Neben diesen Leuten, die aus mir unerfindlichen Gründen davon ausgehen, dass jedes sprechende Wesen auf Erden IHRE Muttersprache beherrscht, gibt es auch solche, die mit Feuereifer die Anfängerkurse I und II der örtlichen Volkshochschule absolviert haben und nun mit Freude ihr dabei erworbenes Halbwissen unter den Besuchern aus ihrem Heimatland verbreiten. Gerne erinnere ich mich in diesem Zusammenhang an die beiden älteren Damen, die sich auf gerade schon erwähntem Flohmarkt nach dem Preis einer gebrauchten Thermoskanne erkundigen wollten und bis dahin noch nicht mitbekommen hatten, dass ich deutsch spreche.
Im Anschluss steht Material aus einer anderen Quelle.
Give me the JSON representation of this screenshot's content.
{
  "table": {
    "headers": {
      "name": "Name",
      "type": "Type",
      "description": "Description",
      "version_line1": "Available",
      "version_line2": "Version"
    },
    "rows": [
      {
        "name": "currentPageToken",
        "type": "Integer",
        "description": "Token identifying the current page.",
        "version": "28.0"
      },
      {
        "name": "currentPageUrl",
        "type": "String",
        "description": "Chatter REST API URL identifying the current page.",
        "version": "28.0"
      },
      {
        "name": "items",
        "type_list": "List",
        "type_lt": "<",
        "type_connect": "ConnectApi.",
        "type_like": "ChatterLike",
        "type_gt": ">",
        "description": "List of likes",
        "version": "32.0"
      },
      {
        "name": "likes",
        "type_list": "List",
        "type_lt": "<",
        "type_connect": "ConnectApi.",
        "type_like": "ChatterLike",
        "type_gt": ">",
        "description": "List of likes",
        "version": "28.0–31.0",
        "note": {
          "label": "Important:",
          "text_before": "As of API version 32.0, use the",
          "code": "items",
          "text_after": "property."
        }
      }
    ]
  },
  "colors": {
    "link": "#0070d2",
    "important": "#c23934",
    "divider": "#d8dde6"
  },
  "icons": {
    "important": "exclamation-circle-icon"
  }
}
Während beide nacheinander den Deckel der Kanne mehrmalig auf- und wieder zudrehen, erteilt Dame Nummer eins der Freundin eine wichtige Lektion: "Wenn du nach dem Preis fragen willst, heißt das hier 'cuanta costa' ". Keine von beiden bemerkt meine amüsiert hochgezogenen Augenbrauen. Daher wendet sich die Wortführerin resolut an mich und wiederholt die gerade erteilte Lektion lautstark, damit auch jeder ihre Sprachkünste mitbekommt. Höflich, aber um sie nicht zu weiteren Absurditäten zu verleiten in deutsch, erhält sie von mir die gewünschte Auskunft: "Zwei Euro." Es folgt ein netter Austausch über die Vor- und Nachteile der Kanne und ich wage mich, sie auf ihren vorangegangenen Irrtum aufmerksam zu machen. Ich erkläre ihr, wie es richtig lauten muss, damit sie bei der nächsten Preisauskunft nicht erneut nach der Länge der Küste fragt. Ihre Reaktion fällt jedoch anders als erwartet aus. Sie funkelt mich empört an, schüttelt dann wissend den Kopf, um im nächsten Moment zu behaupten, ihre muttersprachliche Lehrerin habe es ihr genau so beigebracht und die werde es ja wohl wissen. Die Thermoskanne habe ich natürlich nicht verkauft.
Eine weitere weit verbreitete Annahme vieler Deutsche besteht darin, dass durch Anhängen von o oder a an ein einfaches deutsches Wort ein vollständiges Spanisches entstehe.
Zumeist sind die hervorgehenden Kreationen einfach nur sinn- und bedeutungslos. Am Beispiel der Wortneubildung einer Bekannten lässt sich allerdings erkennen, dass der sorglose Umgang mit einer Fremdsprache manchmal zu schamroten Gesichtern führen kann.
In Begleitung ihrer damals 16jährigen Tochter begibt sich jene Bekannte in den Supermarkt. Auf ihrem Einkaufzettel stehen zumeist Dinge, die ohne Sprachanwendung direkt aus dem Regal in den Wagen wandern. Der Posten "Putenbrust" erfordert allerdings einen Halt an der uns bekannten Fleischtheke. Geduldig wartet meine Bekannte, bis sie an der Reihe ist. Mit den Gedanken schon bei den restlichen Einkäufen strahlt sie die Fleischereifachverkäuferin an und bestellt "tres pechugas de puta, por favor."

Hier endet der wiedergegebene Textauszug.